By Lenie Lectura – August 3, 2020
from Business Mirror
More Electric and Power Corp. (MORE Power) on Monday disputed the claims of Panay Electric Co. (PECO) in a report on power outage incidents submitted to the Energy Regulatory Commission (ERC).
MORE Power responded to the allegations of PECO that Iloilo City experienced 1,424 minutes of power outages from February 29 up to July 16, 2020.
“PECO manipulated the numbers to artificially inflate the figures. PECO not only double counted, it counted one brown-out period 16 times. PECO included in its count two brown-out incidents that did not happen. PECO also counted a longer period than the actual period of brownout,” said MORE Power in its reply to a petition filed by PECO with the ERC requesting the restoration of its certification of public convenience and necessity.

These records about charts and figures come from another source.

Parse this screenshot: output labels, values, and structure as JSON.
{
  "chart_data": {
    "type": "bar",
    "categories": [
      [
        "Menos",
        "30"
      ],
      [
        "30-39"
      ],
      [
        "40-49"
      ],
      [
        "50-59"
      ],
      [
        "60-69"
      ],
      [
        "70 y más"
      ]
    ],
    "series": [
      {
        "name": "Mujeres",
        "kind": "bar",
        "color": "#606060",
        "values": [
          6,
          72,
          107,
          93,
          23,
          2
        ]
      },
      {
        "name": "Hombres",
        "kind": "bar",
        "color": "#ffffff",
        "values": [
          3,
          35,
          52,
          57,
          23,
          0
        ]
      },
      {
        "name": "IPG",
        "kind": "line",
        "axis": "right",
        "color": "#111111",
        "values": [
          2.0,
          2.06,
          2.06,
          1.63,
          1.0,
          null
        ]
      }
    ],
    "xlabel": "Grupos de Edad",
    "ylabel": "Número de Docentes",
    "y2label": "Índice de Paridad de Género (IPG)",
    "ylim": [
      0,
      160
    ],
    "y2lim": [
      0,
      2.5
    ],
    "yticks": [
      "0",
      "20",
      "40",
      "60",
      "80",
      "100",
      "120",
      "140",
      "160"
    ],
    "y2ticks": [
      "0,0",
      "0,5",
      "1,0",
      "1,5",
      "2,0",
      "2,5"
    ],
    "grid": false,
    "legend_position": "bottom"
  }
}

PECO also claimed that the accumulated power outages for this period were much higher than the System Average Interruption Duration Index of PECO for the same period in 2019.
For its part, MORE Power said PECO engaged in “multiple counting.” More Power said it recorded a total of 182.13 hours of power interruptions during the period and not 412.20 hours as claimed by PECO.
“PECO inflated the figures by counting multiple times a single interruption event,” MORE Power said.
MORE Power said discrepancies appear in the computation of PECO, resulting in an additional 230 hours of interruptions that were “falsely included to inflate their computation.”
“Scheduled outages contributed a large portion of the duration of the power interruptions under MORE Power. These scheduled outages were necessary because of the need for urgent maintenance works on various aspects of the dilapidated distribution system that MORE took over from PECO,” MORE Power said.
Of the 182.13 hours of interruptions during the period, more than 50 percent was due to scheduled power interruptions by MORE Power.
“These interruptions were utilized by MORE to undertake much needed maintenance on the Feeders and Substations in Iloilo City. These Feeders and Substations were in a dilapidated state due to the failure of PECO to maintain them properly,” the company said.
Other power supply related are interruptions resulting from scheduled or unscheduled outages on lines or substations owned by the National Grid Corporation of the Philippines (NGCP) or from a generator, force majeure and other factors, such as defective equipment, that MORE Power inherited from PECO.
“All these defective equipment resulted to about 51.57 hours of interruptions. As we stated before, these defective equipment are all part of the distribution system that MORE Power took over from PECO and are attributable to the poor or non-existent maintenance of PECO while it was operating the said distribution system,” it said.